«Телохранители и убийцы» - так называется новый боевик, который уже идет в российском прокате. Двухчасовой эпос одного из лучших режиссеров ганстерского кино ≈ Тедди Чана ≈ своеобразный долгострой азиатского кино. Работа над ним длилась без малого десять лет, и ожидали от картины каких-то особых откровений, новых горизонтов. И нельзя сказать, чтобы ожидания эти в полной мере оправдались ≈ величественности здесь немного, да и не ставил перед собой Чан такой задачи.
1905 год. В Гонгконге, бывшем тогда британской колонией, готовится революционный переворот против династии Цинь. В это же время сын одного из местных магнатов поступил в Йелльский университет и в связи с этим увлекся идеями свободы, равенства и мировой революции. Отец эти увлечения поначалу не одобряет, но вскоре сам начинает понемногу втягиваться в борьбу. Тем временем, в Гонгконг уже едет лидер революционного движения, которого сторонники императрицы собираются ликвидировать, а революционеры ≈ спасти от гибели.
Тедди Чан всегда умел пристраивать манеру ганстерского кино к любому жанру: при желании он найдет куда вставить поединки на бамбуковых палках хоть в мелодраму. А в том, что он сможет найти место балету пуль, клинков и цепей в «историко-революционном фильме» не приходилось.

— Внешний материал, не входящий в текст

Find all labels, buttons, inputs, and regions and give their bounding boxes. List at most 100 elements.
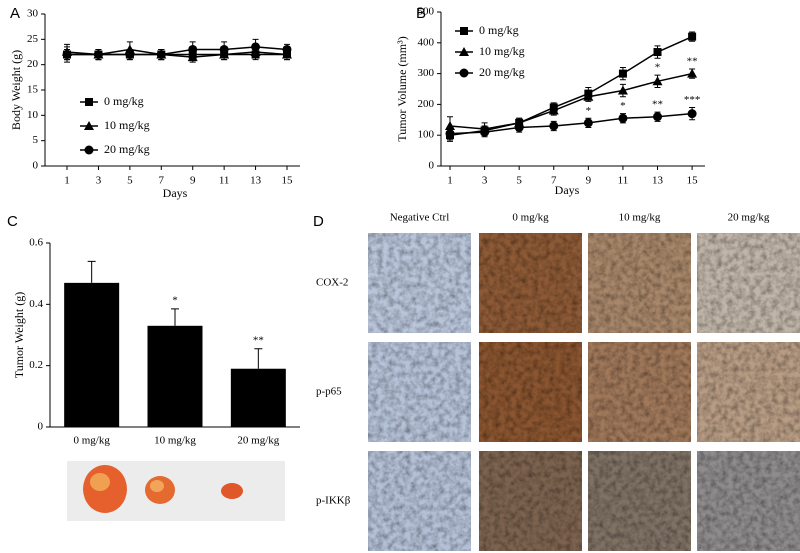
error-bar (171, 308, 179, 326)
row-label: COX-2 (316, 277, 348, 289)
ihc-image (368, 233, 471, 333)
x-tick-label: 1 (64, 175, 70, 187)
ihc-image (697, 342, 800, 442)
marker (219, 44, 229, 54)
marker (251, 42, 261, 52)
y-axis-label: Body Weight (g) (9, 50, 23, 130)
ihc-image (479, 451, 582, 551)
column-header: 10 mg/kg (619, 212, 661, 224)
y-axis-label: Tumor Volume (mm³) (395, 36, 409, 141)
x-axis-label: Days (555, 183, 580, 197)
x-tick-label: 0 mg/kg (73, 435, 110, 447)
series-line (67, 46, 288, 56)
x-tick-label: 3 (482, 175, 488, 187)
y-tick-label: 0.4 (29, 298, 43, 310)
panel-label: D (313, 213, 324, 230)
marker (445, 129, 455, 139)
x-tick-label: 7 (159, 175, 165, 187)
marker (459, 68, 469, 78)
significance-label: * (655, 62, 661, 74)
x-tick-label: 1 (447, 175, 453, 187)
panel-label: C (7, 213, 18, 230)
x-tick-label: 9 (190, 175, 196, 187)
ihc-image (479, 342, 582, 442)
marker (125, 50, 135, 60)
x-tick-label: 15 (687, 175, 699, 187)
x-tick-label: 13 (250, 175, 262, 187)
legend-label: 10 mg/kg (104, 118, 150, 132)
error-bar (87, 260, 96, 283)
x-tick-label: 15 (281, 175, 293, 187)
ihc-image (697, 233, 800, 333)
ihc-image (479, 233, 582, 333)
legend-label: 0 mg/kg (104, 94, 144, 108)
legend-label: 20 mg/kg (104, 142, 150, 156)
ihc-image (588, 233, 691, 333)
ihc-image (697, 451, 800, 551)
y-tick-label: 200 (418, 98, 435, 110)
marker (617, 85, 628, 95)
y-tick-label: 5 (33, 134, 39, 146)
marker (583, 91, 594, 101)
y-tick-label: 500 (418, 6, 435, 18)
panel-label: B (416, 5, 426, 22)
x-axis-label: Days (163, 186, 188, 200)
ihc-image (368, 342, 471, 442)
y-tick-label: 10 (27, 109, 39, 121)
series-line (449, 72, 693, 130)
ihc-image (368, 451, 471, 551)
marker (460, 27, 468, 35)
ihc-image (588, 342, 691, 442)
row-label: p-IKKβ (316, 495, 351, 507)
y-tick-label: 100 (418, 129, 435, 141)
marker (687, 109, 697, 119)
y-tick-label: 0 (429, 160, 435, 172)
y-tick-label: 300 (418, 67, 435, 79)
y-tick-label: 0.2 (29, 359, 43, 371)
x-tick-label: 11 (618, 175, 629, 187)
error-bar (254, 348, 263, 369)
column-header: 20 mg/kg (728, 212, 770, 224)
significance-label: ** (652, 99, 663, 111)
legend-label: 0 mg/kg (479, 23, 519, 37)
ihc-image (588, 451, 691, 551)
x-tick-label: 10 mg/kg (154, 435, 196, 447)
y-axis-label: Tumor Weight (g) (12, 292, 26, 378)
marker (653, 48, 662, 57)
y-tick-label: 30 (27, 8, 39, 20)
series-line (449, 35, 693, 136)
x-tick-label: 3 (96, 175, 102, 187)
x-tick-label: 11 (219, 175, 230, 187)
y-tick-label: 400 (418, 36, 435, 48)
marker (618, 113, 628, 123)
marker (687, 68, 698, 78)
x-tick-label: 20 mg/kg (237, 435, 279, 447)
legend-label: 20 mg/kg (479, 65, 525, 79)
significance-label: * (586, 105, 592, 117)
marker (653, 112, 663, 122)
significance-label: * (620, 71, 626, 83)
marker (549, 121, 559, 131)
y-tick-label: 0.6 (29, 237, 43, 249)
marker (618, 69, 627, 78)
marker (514, 123, 524, 132)
series-line (449, 112, 693, 135)
y-tick-label: 0 (38, 421, 44, 433)
tumor-photo (67, 461, 285, 521)
marker (480, 127, 490, 137)
marker (688, 32, 697, 41)
row-label: p-p65 (316, 386, 342, 398)
series-line (66, 48, 288, 58)
x-tick-label: 5 (127, 175, 133, 187)
significance-label: ** (687, 56, 698, 68)
marker (583, 118, 593, 128)
significance-label: ** (253, 334, 264, 346)
marker (84, 121, 94, 130)
marker (156, 50, 166, 60)
marker (84, 145, 94, 155)
marker (93, 50, 103, 60)
y-tick-label: 15 (27, 84, 39, 96)
marker (62, 50, 72, 60)
x-tick-label: 13 (652, 175, 664, 187)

Но красота схватки, обычно в подобных случаях затмевающая все остальное в фильме, здесь оказывается на втором плане. Куда важнее рефлексия Чана на тему революции: чем дальше, тем отчетливее в «Телохранителях...» звучит мрачная мысль о том, что нету в ней смысла, и эти идеалисты в очочках, торговцы с брошюрками под прилавком сами падут первыми жертвами борьбы за лучший мир и святую свободу.
Чан нарочно раскачивается долго, не спеша растягивает диалоги о светлом будущем и любви к родине, изредка перемежая их неожиданными нападками на революционеров верных императрице ниндзя, чтобы в последние полчаса вмазать контрастом: насколько эти разговоры не вяжутся с действительностью. Отсчитывает убитых заговорщиков, помещая скупые титры: родился тогда-то, погиб в 1906 году. Показывает все бессилие идеалистов перед черными безлицыми консерваторами. Натурально цитирует хрестоматийную эйзенштейновскую сцену с коляской на лестнице. Наконец, чтобы совсем не оставалось вопросов, насколько оправдана кровь романтиков, монтирует красивые речи революционного лидера о том, что революция ≈ это кровь со сценами, это самое утверждение доказывающими, а отъезд златоуста, ради которого резня и затевалась ≈ с гибелью тех, к кому зритель за два часа прикипел душой.
После всего этого никакого облегчения от титров, сообщающих, что вслед за описанными событиями бунты поднялись чуть ли не во всех провинциях Китая не испытываешь: понятно, что там они кончились ровно тем же. Во всяком случае, для самих революционеров.
По-настоящему, конечно, трудно найти настолько близкий и понятный русскому зрителю азиатский фильм: кому, как не нам знать, куда приводит идеализм и чем кончаются революции. Правда, китайские товарищи тоже прекрасно помнят, чем кончилось увлечение красными книжечками.